Around 15.5 hectares across 22 appellations, in Vosne-Romanée, Vougeot, Chambolle-Musigny, and Nuits-Saint-Georges. Manual harvest, organic conversion in the vineyards, horse-plowing on the Grand Crus, average vine age around sixty years. Grand Cru holdings: Richebourg (Jean acquired the parcel in 1984), Échezeaux in the Les Cruots lieu-dit (Grivot is the largest landowner there), and Clos de Vougeot. Premier Cru holdings in Vosne (Les Beaux Monts, Les Suchots, Aux Brûlées, Aux Reignots, Les Chaumes, Les Rouges) and Nuits-Saint-Georges (Aux Boudots, Les Pruliers, Roncières), plus village-tier Vosne (including Bossières as a separate bottling), NSG, Bourgogne Pinot Noir, and a small Bourgogne Chardonnay.

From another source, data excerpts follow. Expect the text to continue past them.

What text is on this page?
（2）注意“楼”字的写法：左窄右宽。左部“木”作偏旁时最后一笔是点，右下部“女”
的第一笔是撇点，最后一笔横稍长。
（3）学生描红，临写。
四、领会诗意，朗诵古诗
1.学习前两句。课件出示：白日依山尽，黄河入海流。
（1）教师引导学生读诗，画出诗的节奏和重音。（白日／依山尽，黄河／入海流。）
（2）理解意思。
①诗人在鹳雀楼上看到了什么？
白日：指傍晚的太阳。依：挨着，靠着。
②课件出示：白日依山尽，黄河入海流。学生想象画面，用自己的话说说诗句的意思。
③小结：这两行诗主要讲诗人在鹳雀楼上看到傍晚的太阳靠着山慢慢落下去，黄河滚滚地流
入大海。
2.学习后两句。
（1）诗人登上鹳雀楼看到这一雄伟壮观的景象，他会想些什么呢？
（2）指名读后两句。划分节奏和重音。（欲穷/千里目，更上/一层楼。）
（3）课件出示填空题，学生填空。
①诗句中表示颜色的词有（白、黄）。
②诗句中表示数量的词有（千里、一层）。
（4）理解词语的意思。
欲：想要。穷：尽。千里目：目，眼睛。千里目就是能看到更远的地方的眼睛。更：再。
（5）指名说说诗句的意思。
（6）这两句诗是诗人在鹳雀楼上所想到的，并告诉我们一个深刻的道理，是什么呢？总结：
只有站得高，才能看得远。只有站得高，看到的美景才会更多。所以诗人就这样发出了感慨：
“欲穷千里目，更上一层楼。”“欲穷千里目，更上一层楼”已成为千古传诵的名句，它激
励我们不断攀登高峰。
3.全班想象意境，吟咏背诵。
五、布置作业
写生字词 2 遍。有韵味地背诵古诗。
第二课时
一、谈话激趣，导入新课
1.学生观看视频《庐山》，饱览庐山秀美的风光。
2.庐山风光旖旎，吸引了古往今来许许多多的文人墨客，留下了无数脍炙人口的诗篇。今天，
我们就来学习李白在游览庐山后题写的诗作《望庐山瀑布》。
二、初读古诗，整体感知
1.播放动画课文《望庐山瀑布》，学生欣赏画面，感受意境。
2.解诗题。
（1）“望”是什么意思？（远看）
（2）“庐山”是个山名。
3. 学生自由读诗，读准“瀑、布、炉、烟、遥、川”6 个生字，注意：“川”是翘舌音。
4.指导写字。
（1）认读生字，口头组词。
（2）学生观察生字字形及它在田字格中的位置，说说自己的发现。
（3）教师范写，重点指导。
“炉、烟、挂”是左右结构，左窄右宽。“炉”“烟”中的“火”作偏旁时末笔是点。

The cellar template: full destemming, cold pre-fermentation maceration at 12-15°C for four to six days, indigenous-yeast fermentation, pigeage only pre-fermentation - none once alcoholic fermentation has started ("don't mix the physical with the spiritual," as Étienne puts it). Élevage in oak for around eighteen months. New oak is scaled by tier. The Étienne-era ratios ran roughly 25% village, 60% Premier Cru, 70% Grand Cru; under Mathilde (from 2017) the proportions have come down to roughly 25-30% village, 35-40% Premier Cru, and a maximum of around 50% Grand Cru.